VOL: 101, ISSUE: 42, PAGE NO: 25
WHAT IS IT?
WHAT IS IT?
Mouth cancer most commonly involves the tongue, lips, gums and floor of the mouth and can affect the inside of the cheeks or palate. It can begin in one of the salivary glands or spread into the mouth from surrounding areas such as the nose.
Mouth cancers are twice as common in men as women and are more likely to affect people over 40 but are becoming more prevalent in younger patients and women. Every year, over 4,400 new cases are diagnosed in the UK, and more than 1,600 people die from the condition (Cancer Research UK, 2005).
Mouth cancer is often related to tobacco use. Lower-tar cigarettes do not reduce risk. Chewing tobacco is a risk as holding tobacco in one part of the mouth for long periods often causes leukoplakia. Other factors include:
- Combining alcohol and smoking - this combination is a major cause as alcohol enhances absorption of carcinogens in cigarette smoke;
- Abusing alcohol;
- Rough or jagged teeth causing irritation to the tongue;
- Wearing ill-fitting dentures;
- Chewing the areca nut or betel leaf - common in certain ethnic groups such as Bangladeshis.
- Early diagnosis is crucial to maximise treatment benefits. It reduces the chance of metastasis and can help prevent speech problems and facial disfigurement.
- The first sign of mouth cancer will often be a lump or tissue change. This should always be reported to a doctor if it does not clear up within four weeks.
- The first stage is usually a visual examination, followed by feeling the area for lumps or other signs such as fissures or ulcers. An oral health history can be taken to see how long any irregularities have been present, whether there has been any pain, bleeding or problems with swallowing.

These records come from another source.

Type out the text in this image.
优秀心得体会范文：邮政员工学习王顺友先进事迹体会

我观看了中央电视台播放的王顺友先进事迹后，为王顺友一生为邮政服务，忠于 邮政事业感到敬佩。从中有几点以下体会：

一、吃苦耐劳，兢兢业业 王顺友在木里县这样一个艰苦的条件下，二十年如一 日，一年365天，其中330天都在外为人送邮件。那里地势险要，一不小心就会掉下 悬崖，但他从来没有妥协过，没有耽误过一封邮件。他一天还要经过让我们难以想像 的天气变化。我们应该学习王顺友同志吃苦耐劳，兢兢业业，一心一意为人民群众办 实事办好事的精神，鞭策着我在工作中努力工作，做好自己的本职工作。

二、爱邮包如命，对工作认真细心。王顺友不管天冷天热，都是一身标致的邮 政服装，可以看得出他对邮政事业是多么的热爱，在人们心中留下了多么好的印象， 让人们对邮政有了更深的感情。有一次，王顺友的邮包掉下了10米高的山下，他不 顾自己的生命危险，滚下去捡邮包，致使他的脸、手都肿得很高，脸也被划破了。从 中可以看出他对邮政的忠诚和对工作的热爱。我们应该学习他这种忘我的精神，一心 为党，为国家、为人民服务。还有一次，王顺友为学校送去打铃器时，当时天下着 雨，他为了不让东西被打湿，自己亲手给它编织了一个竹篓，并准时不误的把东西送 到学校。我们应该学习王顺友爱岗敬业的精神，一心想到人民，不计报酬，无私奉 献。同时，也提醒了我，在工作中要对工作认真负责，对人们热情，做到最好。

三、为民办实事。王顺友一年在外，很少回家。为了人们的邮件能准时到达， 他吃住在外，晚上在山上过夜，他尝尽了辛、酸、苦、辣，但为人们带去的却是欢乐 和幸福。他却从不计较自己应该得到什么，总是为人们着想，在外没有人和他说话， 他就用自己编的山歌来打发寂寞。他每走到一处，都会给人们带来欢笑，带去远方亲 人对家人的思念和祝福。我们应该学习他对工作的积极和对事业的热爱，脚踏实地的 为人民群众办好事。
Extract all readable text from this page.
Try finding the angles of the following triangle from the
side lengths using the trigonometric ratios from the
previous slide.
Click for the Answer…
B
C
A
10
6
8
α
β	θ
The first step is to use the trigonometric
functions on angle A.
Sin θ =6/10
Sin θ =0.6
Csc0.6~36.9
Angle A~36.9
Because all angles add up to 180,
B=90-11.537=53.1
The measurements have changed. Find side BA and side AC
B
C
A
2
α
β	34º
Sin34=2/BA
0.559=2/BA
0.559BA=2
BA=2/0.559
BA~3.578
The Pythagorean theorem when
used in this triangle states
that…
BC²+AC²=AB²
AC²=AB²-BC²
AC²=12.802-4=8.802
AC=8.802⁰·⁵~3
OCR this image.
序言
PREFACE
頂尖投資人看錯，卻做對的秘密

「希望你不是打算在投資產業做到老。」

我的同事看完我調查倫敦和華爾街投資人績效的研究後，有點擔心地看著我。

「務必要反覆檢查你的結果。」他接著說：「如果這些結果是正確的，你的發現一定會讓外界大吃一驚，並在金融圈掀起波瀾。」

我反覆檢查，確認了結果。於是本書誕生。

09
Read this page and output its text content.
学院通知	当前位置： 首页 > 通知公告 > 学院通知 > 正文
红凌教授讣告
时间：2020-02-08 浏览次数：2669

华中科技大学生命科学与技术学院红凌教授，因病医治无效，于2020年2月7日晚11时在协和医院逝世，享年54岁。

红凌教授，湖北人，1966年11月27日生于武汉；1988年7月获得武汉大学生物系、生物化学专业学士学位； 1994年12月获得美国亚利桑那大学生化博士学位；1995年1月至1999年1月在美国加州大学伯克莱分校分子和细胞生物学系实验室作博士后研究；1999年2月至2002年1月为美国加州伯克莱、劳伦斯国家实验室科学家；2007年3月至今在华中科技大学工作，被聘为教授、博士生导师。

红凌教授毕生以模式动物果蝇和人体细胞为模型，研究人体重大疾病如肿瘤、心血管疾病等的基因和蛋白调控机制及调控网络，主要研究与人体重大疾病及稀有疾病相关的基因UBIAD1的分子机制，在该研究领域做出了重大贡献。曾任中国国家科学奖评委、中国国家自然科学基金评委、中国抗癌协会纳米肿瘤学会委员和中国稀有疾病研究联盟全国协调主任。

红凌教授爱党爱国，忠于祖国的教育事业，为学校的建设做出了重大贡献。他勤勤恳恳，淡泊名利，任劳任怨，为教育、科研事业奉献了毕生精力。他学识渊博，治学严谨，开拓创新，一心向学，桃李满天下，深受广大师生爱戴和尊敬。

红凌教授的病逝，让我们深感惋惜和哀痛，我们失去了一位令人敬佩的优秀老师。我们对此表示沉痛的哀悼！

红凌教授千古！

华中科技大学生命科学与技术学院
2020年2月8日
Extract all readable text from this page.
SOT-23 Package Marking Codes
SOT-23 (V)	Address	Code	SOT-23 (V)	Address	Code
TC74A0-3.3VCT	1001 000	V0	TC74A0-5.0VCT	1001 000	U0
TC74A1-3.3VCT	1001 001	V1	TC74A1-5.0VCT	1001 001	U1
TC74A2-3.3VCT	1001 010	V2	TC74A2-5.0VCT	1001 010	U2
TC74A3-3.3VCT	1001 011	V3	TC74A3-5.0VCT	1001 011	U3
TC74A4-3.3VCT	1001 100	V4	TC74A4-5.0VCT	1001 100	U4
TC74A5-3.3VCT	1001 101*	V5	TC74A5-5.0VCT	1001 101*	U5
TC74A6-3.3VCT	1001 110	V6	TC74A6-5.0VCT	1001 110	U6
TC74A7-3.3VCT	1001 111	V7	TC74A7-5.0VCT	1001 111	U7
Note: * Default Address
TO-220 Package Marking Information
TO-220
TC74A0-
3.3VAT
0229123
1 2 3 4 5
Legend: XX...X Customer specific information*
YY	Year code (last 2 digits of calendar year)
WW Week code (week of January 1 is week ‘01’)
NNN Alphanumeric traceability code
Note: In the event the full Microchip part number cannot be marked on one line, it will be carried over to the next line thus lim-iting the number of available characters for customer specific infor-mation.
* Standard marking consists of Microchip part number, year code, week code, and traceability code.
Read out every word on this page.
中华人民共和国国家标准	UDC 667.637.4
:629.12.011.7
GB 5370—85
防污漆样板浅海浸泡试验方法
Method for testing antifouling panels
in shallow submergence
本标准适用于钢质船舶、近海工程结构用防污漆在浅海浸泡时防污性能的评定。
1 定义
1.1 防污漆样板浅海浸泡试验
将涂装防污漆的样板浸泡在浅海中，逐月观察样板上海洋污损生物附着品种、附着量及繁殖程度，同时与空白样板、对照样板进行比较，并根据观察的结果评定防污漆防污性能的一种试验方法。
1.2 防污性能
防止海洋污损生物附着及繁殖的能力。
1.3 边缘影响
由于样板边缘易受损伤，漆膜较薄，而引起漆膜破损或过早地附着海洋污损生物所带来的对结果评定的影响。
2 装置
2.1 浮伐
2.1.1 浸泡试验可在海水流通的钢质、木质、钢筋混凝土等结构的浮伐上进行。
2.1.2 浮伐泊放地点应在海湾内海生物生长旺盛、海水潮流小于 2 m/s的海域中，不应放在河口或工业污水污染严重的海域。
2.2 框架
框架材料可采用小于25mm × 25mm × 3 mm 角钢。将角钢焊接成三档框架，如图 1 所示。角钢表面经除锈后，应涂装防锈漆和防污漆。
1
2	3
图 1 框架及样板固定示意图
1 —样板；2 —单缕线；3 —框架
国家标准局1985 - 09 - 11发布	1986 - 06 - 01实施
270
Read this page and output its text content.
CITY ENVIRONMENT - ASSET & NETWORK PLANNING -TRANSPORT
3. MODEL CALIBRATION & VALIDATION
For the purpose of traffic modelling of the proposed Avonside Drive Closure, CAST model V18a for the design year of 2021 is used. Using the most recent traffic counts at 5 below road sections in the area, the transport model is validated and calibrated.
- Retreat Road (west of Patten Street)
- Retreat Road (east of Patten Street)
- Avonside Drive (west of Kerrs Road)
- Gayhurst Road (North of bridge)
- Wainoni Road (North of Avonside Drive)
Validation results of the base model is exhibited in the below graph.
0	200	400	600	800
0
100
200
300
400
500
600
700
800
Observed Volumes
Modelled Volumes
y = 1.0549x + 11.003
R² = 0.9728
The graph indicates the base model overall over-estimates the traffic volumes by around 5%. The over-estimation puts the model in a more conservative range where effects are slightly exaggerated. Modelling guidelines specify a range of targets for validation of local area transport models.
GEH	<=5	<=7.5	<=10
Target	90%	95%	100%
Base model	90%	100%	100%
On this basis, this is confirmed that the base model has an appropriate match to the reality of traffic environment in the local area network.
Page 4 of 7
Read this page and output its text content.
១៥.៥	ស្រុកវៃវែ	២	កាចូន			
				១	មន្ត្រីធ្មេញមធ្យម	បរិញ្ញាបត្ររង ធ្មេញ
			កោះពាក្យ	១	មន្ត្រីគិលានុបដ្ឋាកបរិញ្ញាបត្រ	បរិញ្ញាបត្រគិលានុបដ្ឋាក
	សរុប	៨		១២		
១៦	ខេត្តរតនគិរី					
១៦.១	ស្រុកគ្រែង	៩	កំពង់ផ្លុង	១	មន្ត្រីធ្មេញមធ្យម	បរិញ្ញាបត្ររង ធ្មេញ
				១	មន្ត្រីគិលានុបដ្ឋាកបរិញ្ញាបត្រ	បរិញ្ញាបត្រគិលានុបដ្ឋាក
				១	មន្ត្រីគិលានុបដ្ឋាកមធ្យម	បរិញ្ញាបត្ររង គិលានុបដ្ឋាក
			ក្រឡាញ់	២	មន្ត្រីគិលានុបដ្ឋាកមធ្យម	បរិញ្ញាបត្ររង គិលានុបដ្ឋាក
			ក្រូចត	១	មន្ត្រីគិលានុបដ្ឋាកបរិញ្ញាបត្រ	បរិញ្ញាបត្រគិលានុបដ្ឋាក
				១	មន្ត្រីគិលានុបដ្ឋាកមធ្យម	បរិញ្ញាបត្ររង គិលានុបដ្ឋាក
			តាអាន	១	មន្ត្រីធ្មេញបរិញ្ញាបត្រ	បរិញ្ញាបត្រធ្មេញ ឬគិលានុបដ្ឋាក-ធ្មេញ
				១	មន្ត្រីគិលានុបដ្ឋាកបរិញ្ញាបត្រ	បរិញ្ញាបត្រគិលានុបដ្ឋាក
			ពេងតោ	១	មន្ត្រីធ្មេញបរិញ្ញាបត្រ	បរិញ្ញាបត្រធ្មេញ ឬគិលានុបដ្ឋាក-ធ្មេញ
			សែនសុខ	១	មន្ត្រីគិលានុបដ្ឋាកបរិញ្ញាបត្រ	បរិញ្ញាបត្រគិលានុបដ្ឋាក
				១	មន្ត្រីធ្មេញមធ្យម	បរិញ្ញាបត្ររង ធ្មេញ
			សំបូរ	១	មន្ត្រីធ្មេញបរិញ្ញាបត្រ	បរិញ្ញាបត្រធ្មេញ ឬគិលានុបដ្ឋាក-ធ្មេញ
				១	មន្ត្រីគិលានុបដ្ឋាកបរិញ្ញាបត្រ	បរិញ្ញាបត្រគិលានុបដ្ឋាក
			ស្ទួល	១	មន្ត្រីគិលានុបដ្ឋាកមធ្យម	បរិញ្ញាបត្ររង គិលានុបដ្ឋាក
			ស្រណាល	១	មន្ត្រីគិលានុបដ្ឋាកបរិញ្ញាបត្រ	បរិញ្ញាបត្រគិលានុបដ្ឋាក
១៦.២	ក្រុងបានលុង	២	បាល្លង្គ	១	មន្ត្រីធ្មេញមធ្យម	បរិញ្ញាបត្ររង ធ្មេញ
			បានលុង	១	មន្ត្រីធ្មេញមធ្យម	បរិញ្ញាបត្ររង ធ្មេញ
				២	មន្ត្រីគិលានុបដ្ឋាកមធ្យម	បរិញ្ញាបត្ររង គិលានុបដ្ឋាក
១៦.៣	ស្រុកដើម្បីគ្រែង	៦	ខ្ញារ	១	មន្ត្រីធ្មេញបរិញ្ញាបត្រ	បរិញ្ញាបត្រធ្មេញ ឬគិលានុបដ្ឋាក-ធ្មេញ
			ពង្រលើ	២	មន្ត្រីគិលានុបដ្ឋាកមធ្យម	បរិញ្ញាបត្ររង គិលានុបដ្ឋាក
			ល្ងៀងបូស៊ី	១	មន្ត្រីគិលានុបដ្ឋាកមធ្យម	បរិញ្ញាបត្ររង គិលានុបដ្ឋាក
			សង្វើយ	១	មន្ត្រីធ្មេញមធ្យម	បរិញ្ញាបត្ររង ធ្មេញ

- A biopsy can be performed to confirm the diagnosis. X-rays and computerised tomography (CT) scans can establish the extent of the cancer and whether it has metastasised.
SIGNS AND SYMPTOMS
Early on, mouth cancer can be almost invisible, making it easy to miss. Signs and symptoms include:
- Oral ulcers or sores that do not heal within three weeks;
- Lumps or excess tissue growth anywhere in the mouth;
- White or red areas on the tongue, gums or mouth lining;
- Swallowing difficulties;
- Chewing difficulties;
- A sensation of something being been stuck in the throat;
- Persistent chronic sore throat, particularly in smokers over 50 and heavy drinkers;
- Swelling in the jaw, resulting in poorly fitting dentures;
- Swelling in the neck;
- Persistent loose teeth;
- Nasal mass, ulcers in the nose or nasal obstruction - obstruction particularly if there is discharge.
- Treatment usually involves surgery to excise all cancerous tissue, chemotherapy, radiotherapy or a combination.
- Photodynamic therapy is being used on some types of mouth cancer. This new treatment uses lasers and a light-sensitive drug to destroy cancerous cells.
- When mouth cancer is diagnosed early, the prognosis is good. However, following surgery some reconstruction may be necessary, for example replacing bones with prosthetics.
- Dentistry, speech therapy and dietary counselling can be used for patients whose mouths have been altered by surgery.
- Counselling may be necessary for patients whose speech or appearance has been altered by surgery.